Paddy Power Cyberattack Update: What Was Stolen and How Could the Breach Affect You?

While no passwords or payment details were reportedly compromised, users were warned that other personal details may have been accessed. The breach has now been contained, but the incident has raised new concerns over data security in the UK's betting market, which is one of the largest in the world.

What Kind of Data Was Accessed?

Flutter has confirmed that while the most sensitive data, such as bank card information, ID documents, and passwords, remained secure, other user information was exposed. This includes: usernames, email addresses, contact information, the first line of home addresses, town or city of residence, IP addresses, device identifiers, and recent activity on the betting platforms.

In an email sent directly to customers, Betfair stated: 'The nature of this incident means that, regrettably, some of your personal information has been impacted. Importantly, this does not include passwords, ID documents or any usable card or payment details.'

Who is Affected?

According to reports, up to 800,000 customers across the UK and Ireland are understood to be affected by the breach. While the company has not confirmed the exact number, the incident is believed to have impacted nearly one in five monthly users of the sites. All affected customers have been contacted by email.

The company has urged users to stay alert to any suspicious emails or messages, particularly those asking for sensitive information.

'If certain types of personal information were accessed, there is a risk that criminals may use this information to conduct phishing against you or attempt to impersonate you,' Flutter warned.

How Has Flutter Responded?

According to reports, Flutter said it acted quickly after discovering the breach, initiating a full-scale investigation and bringing in external IT security experts. It has also reported the incident to the Information Commissioner's Office (ICO) and Ireland's Data Protection Commission (DPC).

A company spokesperson told the Racing Post: 'Immediately upon becoming aware of this incident, we informed relevant regulators and authorities and initiated a full investigation... The unauthorised access has been removed and the incident contained.'

The company stressed that the breach was limited to 'betting account information' and that it is continuing to review and enhance its systems to prevent future intrusions.

Could This Affect You?

Even though banking details weren't compromised, the type of information that was taken could still be used for phishing scams, spam, or identity fraud. According to cyberattack experts, users should monitor their inboxes, particularly for emails that appear to originate from Paddy Power, Betfair, or other gambling brands.

Experts recommend avoiding clicking on links from unknown sources and updating passwords regularly, even if they weren't part of the breach.

Another Hit For the Industry

The Flutter breach is the latest in a series of cyberattacks affecting high-profile UK institutions this year.
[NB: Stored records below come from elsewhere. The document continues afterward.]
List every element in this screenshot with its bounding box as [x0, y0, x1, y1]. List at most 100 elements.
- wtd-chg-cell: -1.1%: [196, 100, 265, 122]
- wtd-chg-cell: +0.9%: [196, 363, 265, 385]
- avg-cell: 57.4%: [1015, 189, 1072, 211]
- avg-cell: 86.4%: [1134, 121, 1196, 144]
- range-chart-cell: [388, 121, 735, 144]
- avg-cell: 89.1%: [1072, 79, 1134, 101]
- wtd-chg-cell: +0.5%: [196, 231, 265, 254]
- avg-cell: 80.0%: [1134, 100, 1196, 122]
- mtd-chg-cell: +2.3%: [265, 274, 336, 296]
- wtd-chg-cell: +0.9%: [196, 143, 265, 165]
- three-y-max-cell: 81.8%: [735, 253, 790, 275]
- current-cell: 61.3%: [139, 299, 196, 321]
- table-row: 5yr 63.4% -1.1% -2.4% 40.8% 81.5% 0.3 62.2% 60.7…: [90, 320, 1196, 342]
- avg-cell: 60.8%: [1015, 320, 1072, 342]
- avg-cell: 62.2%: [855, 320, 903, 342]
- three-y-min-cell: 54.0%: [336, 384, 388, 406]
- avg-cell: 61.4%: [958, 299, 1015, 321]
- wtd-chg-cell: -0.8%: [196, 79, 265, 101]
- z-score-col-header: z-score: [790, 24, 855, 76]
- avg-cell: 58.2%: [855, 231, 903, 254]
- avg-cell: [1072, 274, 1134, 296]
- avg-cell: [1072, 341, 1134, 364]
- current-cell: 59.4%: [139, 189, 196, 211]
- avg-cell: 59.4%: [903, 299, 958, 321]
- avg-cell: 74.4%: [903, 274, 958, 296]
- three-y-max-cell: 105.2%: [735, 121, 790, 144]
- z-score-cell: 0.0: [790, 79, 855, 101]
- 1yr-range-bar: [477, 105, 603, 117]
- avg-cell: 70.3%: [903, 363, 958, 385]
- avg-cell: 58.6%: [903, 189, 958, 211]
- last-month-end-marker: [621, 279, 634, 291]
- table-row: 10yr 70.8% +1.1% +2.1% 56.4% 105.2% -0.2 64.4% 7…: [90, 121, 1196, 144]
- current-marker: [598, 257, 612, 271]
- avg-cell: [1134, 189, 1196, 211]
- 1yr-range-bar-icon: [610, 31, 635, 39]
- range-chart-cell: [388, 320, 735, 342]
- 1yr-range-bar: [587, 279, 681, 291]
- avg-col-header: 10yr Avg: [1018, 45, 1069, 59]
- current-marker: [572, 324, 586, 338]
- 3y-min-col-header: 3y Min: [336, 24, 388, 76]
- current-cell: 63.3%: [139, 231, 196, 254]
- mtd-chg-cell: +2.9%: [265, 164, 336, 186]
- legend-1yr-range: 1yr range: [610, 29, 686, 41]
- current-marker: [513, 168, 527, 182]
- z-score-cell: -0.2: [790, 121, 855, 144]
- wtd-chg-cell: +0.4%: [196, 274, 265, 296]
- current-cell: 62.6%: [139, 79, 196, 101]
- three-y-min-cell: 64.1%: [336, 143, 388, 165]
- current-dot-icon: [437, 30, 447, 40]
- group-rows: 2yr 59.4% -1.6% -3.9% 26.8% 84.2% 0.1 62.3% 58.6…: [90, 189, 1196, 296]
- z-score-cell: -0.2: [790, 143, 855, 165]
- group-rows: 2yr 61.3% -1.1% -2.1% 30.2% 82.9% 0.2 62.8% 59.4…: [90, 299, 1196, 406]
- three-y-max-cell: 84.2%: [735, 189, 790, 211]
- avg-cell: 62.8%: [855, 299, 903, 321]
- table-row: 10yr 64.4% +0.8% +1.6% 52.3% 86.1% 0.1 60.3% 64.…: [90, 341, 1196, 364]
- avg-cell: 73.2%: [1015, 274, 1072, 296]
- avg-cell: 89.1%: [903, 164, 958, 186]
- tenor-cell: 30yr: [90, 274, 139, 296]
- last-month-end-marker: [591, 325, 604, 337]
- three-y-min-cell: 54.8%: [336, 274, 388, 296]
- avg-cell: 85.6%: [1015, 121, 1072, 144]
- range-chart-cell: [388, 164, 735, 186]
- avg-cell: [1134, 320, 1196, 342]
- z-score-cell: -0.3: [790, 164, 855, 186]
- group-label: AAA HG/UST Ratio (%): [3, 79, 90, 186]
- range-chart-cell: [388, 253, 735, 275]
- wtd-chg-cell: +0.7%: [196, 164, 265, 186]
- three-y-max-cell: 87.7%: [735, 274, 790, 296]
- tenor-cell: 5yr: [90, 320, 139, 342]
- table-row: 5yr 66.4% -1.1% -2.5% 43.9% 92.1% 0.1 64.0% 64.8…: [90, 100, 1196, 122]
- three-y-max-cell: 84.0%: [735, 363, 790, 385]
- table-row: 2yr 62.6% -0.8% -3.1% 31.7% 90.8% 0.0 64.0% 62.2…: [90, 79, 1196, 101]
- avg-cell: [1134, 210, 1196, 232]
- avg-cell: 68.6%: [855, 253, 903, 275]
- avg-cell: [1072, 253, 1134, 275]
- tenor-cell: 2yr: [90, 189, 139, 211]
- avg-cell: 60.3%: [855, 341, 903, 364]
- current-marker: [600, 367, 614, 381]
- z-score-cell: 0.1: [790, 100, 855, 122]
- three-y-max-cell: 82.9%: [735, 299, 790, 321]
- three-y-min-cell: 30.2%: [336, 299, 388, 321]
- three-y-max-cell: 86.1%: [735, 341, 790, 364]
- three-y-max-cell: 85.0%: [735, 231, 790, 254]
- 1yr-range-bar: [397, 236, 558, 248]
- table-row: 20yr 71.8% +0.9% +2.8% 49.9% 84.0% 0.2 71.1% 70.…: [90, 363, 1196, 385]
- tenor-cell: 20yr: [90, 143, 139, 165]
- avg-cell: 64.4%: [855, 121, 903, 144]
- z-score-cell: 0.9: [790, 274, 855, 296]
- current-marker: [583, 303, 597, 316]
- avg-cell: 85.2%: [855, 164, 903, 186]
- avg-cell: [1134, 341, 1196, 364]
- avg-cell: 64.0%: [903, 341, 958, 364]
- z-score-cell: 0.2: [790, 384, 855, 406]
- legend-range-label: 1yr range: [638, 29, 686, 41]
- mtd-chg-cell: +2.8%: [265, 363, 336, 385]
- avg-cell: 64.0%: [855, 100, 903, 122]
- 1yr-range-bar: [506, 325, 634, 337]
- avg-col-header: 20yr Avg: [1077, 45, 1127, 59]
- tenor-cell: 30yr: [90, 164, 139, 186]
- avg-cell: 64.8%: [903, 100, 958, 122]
Just weeks earlier, the British Horseracing Authority was hit by a ransomware attack that forced its staff to work from home. In another report, retailer Marks & Spencer also suffered a serious breach that reportedly cost it £300 million in lost profits.

The gambling sector, in particular, has faced criticism for how it handles customer data. Earlier this year, dozens of betting sites were found to have been sharing customer activity with Facebook without permission, raising further questions around transparency and compliance.

With regulators now reviewing the incident, Flutter is expected to face closer scrutiny over how it stores and protects user data. The company is also undergoing a major internal restructuring, with more than 200 job cuts reportedly expected in the UK and Ireland as part of a push to unify its platforms.